— Что, что ты говоришь, любимая, моя любимая?
— Давай… Давай же.
Это был самый обыкновенный казенный стол, только очень большой, на тяжелых тумбах. Столешница в двух местах, посередине длинных сторон, была немного поцарапана. Стол был пуст, лишь в центре стояло нечто вроде пепельницы или плоской вазы из какого-то черного материала, тяжелой пластмассы или камня, полированное и блестящее снаружи, с внутренней же вогнутой поверхностью пористой, в микроскопических, одно вплотную к другому, отверстиях. Я попытался приподнять этот предмет, но не смог оторвать его — то ли он был вделан в стол, то ли был так тяжел. С той стороны, которая была обращена к одному из узких краев стола, верхний срез вазы имел полукруглую, отполированную выемку, будто для гигантской сигары.
На полу у этого же края стола лежал небольшой квадратный коврик из грубой черной ткани, вроде войлока. По периметру коврик был обшит черной же лентой из блестящего шелка, и то ли поэтому, то ли потому, что в центре он был прикреплен к полу большим гвоздем или болтом, шляпка которого ярко блестела на черном, края коврика немного загнулись кверху, как у листа бумаги, свернутого в трубку, а потом разглаженного.
— И все-таки это странно, так странно… — мы стояли у стола, обнявшись, мне пришлось наклониться, она обнимала меня за шею, мы образовали как бы зеро, ноль, но, может, это была бесконечность. Она все повторяла, -…странно, так странно… Все серьезно, даже ужасно, и вдруг почему-то именно таким способом, именно мы должны решить судьбу целой страны… Это просто плохой фантастический роман, да еще с этой… с порнографией, да?.. Но почему именно мы? И какой в этом смысл? Странно…
— Знаешь, — я приподнял ее, как приподнимают детей, подмышки, и посадил на край стола, чтобы удобнее было разговаривать, — на самом деле во всем этом гораздо больше практических резонов, чем тебе кажется.
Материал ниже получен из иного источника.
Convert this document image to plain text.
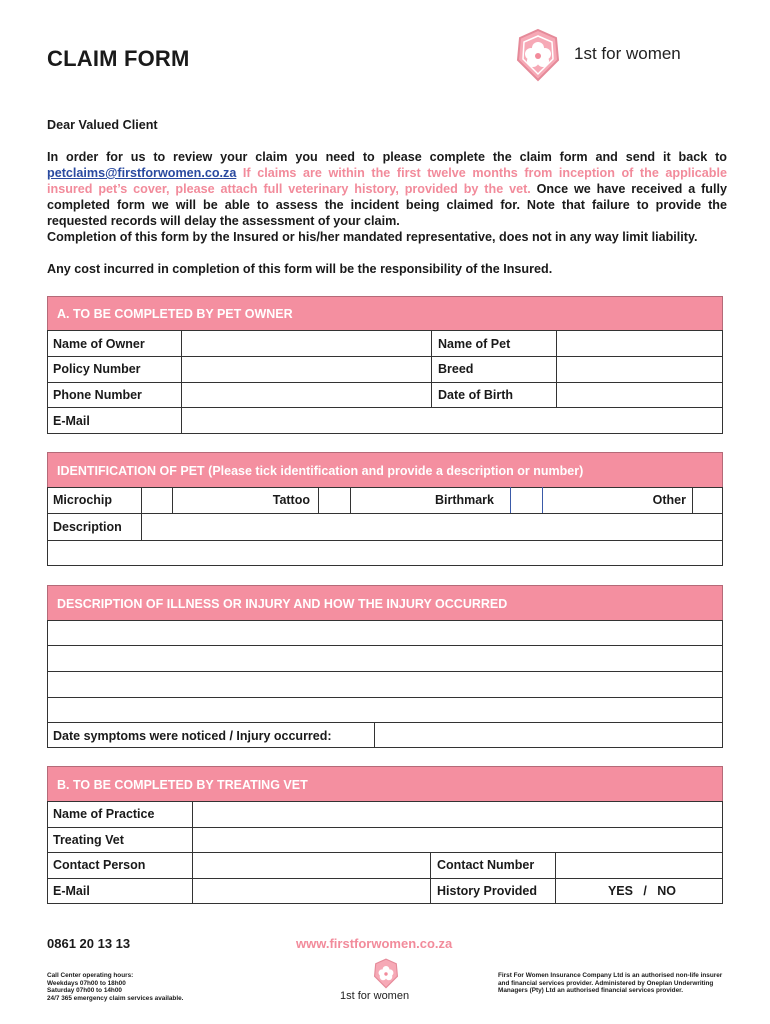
CLAIM FORM	1st for women
Dear Valued Client
In order for us to review your claim you need to please complete the claim form and send it back to petclaims@firstforwomen.co.za If claims are within the first twelve months from inception of the applicable insured pet’s cover, please attach full veterinary history, provided by the vet. Once we have received a fully completed form we will be able to assess the incident being claimed for. Note that failure to provide the requested records will delay the assessment of your claim.
Completion of this form by the Insured or his/her mandated representative, does not in any way limit liability.
Any cost incurred in completion of this form will be the responsibility of the Insured.
A. TO BE COMPLETED BY PET OWNER
Name of Owner	Name of Pet
Policy Number	Breed
Phone Number	Date of Birth
E-Mail
IDENTIFICATION OF PET (Please tick identification and provide a description or number)
Microchip	Tattoo	Birthmark	Other
Description
DESCRIPTION OF ILLNESS OR INJURY AND HOW THE INJURY OCCURRED
Date symptoms were noticed / Injury occurred:
B. TO BE COMPLETED BY TREATING VET
Name of Practice
Treating Vet
Contact Person	Contact Number
E-Mail	History Provided	YES   /   NO
0861 20 13 13	www.firstforwomen.co.za
Call Center operating hours:
Weekdays 07h00 to 18h00
Saturday 07h00 to 14h00
24/7 365 emergency claim services available.	1st for women
First For Women Insurance Company Ltd is an authorised non-life insurer and financial services provider. Administered by Oneplan Underwriting Managers (Pty) Ltd an authorised financial services provider.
Такой способ замыкания сети делает абсолютно бессмысленным, а потому и невозможным проникновение сюда здешних людей…
— Но почему же?! — тихо воскликнула она. — Разве здесь теперь никто не любит, никто не желает другого человека, разве среди здешних страстных любовников не может найтись пара, способная на это пойти ради того же самого — чтобы люди прозрели?
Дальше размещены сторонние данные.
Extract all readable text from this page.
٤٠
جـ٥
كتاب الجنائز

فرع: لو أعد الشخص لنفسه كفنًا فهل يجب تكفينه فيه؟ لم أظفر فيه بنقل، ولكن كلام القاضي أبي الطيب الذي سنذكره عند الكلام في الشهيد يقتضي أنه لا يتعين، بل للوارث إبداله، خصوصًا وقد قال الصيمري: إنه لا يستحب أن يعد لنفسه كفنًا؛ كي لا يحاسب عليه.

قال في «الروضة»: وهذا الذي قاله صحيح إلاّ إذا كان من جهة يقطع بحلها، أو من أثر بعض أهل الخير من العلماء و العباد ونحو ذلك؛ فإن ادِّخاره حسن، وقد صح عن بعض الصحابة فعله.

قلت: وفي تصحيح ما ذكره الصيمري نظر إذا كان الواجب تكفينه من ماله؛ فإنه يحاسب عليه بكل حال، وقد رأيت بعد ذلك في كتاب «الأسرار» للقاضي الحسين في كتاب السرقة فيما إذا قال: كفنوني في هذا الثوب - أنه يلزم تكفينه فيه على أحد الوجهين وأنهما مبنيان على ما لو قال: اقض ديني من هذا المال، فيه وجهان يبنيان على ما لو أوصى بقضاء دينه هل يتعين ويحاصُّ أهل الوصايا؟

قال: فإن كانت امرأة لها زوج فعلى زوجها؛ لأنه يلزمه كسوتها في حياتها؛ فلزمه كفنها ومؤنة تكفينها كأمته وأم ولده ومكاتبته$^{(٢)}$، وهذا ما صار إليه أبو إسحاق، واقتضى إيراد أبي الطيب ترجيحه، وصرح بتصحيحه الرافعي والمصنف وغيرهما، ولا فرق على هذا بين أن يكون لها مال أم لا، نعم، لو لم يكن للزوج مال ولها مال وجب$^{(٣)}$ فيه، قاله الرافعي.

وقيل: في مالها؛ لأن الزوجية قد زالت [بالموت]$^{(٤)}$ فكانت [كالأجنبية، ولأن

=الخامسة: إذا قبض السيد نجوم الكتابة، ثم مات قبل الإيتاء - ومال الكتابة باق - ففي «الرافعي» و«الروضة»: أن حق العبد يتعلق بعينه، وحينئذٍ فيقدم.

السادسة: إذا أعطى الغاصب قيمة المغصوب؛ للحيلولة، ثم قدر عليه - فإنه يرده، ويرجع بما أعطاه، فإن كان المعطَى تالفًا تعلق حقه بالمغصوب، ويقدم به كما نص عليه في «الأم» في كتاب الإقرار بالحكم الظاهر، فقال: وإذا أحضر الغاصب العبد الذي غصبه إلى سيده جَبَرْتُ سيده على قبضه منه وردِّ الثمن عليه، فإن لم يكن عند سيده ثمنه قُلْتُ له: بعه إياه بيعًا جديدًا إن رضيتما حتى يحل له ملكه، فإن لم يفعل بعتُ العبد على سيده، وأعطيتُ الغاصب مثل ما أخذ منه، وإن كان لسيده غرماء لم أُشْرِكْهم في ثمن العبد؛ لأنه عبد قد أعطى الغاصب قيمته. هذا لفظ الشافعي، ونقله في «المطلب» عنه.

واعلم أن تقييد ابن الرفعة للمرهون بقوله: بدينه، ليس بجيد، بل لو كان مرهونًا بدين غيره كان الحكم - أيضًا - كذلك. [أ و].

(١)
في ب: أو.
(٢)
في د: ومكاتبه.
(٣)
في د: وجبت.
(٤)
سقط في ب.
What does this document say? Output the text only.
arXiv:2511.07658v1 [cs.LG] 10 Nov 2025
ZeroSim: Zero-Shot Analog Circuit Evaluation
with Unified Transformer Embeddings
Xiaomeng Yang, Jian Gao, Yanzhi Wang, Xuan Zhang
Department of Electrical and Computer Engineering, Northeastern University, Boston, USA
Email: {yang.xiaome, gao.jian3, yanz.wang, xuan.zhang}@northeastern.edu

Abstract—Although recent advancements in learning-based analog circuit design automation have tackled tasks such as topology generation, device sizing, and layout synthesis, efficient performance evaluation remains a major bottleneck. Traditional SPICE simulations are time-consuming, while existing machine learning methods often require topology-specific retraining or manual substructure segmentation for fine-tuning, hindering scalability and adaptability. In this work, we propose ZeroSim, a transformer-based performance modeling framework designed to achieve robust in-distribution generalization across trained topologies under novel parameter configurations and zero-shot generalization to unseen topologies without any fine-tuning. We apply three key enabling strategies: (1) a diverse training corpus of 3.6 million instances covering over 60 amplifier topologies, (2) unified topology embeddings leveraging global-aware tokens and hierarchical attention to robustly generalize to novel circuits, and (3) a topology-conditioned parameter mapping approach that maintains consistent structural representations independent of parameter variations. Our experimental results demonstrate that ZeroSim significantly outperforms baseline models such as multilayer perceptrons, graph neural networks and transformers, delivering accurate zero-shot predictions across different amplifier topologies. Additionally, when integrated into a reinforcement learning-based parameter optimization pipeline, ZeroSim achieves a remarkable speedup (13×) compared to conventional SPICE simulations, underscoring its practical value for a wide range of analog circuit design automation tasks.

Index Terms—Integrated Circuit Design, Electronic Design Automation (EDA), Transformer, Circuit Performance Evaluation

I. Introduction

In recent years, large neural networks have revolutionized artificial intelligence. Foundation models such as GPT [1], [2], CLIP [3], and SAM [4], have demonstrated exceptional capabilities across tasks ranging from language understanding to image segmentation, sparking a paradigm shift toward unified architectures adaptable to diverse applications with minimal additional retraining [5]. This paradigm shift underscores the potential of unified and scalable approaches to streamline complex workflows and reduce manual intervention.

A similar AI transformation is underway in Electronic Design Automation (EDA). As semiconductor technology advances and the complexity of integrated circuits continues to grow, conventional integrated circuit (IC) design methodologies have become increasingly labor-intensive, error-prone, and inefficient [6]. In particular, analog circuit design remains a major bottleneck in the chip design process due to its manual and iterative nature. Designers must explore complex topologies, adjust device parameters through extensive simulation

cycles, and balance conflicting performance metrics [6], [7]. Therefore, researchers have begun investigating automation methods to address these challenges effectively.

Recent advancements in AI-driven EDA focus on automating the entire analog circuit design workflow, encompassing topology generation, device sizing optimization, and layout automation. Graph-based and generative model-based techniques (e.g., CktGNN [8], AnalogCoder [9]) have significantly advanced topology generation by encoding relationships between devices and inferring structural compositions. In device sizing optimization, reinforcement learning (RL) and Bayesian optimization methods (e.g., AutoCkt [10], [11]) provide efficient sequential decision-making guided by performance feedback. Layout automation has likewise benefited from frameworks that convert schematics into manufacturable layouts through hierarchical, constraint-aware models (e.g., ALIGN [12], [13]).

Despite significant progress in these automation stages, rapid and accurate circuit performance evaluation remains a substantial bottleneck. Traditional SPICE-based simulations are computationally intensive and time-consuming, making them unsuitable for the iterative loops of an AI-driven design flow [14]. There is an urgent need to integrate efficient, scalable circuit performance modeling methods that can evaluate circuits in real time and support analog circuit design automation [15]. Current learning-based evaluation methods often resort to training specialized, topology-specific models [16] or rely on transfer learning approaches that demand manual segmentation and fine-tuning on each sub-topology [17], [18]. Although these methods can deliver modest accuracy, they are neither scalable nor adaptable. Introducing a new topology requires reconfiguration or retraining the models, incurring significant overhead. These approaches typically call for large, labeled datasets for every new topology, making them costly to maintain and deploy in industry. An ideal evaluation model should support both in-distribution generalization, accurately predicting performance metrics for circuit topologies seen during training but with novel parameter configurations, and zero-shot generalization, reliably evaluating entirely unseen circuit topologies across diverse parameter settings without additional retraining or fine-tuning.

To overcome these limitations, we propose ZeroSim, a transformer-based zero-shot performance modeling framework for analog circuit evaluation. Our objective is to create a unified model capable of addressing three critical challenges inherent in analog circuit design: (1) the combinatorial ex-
— Во-первых, страстных по-настоящему среди них действительно почти нет, но даже если бы они нашлись… — я взглянул ей в глаза, и вдруг понял, что она просто стесняется, что при всей своей чувственности и даже некотором опыте, она просто стеснительная девочка, совсем несведущая в том, куда может завести любовь, в какую даль и мрак, -…если бы нашлись, все равно, они все генетически, понимаешь, генетически неспособны ни к чему, кроме того, что многие из них уже ненавидят, проклинают, но не представляют другого — только безопасный секс. Они не способны к другому, они изолированы…
— Но ведь дети, у них полно детей! — она засмеялась, и глаза ее зажглись бешеным любопытством, как всегда, когда речь заходила о чем-нибудь, касающемся неведомого ей в любви. — Они же беременеют, я видела на улицах, их беременные мне так нравятся… Как и все…
— Господи, до чего же ты, все же, ребенок! Да это просто специальная медицинская служба, социальный сервис — ты идешь на прием, немного платишь, выбираешь пол, цвет волос, будущие склонности, аппарат включается на пять минут, и все, рожай, когда придет время! — Она смотрела на меня с ужасом, я обнял ее, прижал к груди голову, гладил… — И никому из них в голову не приходит связывать это с любовью, понимаешь?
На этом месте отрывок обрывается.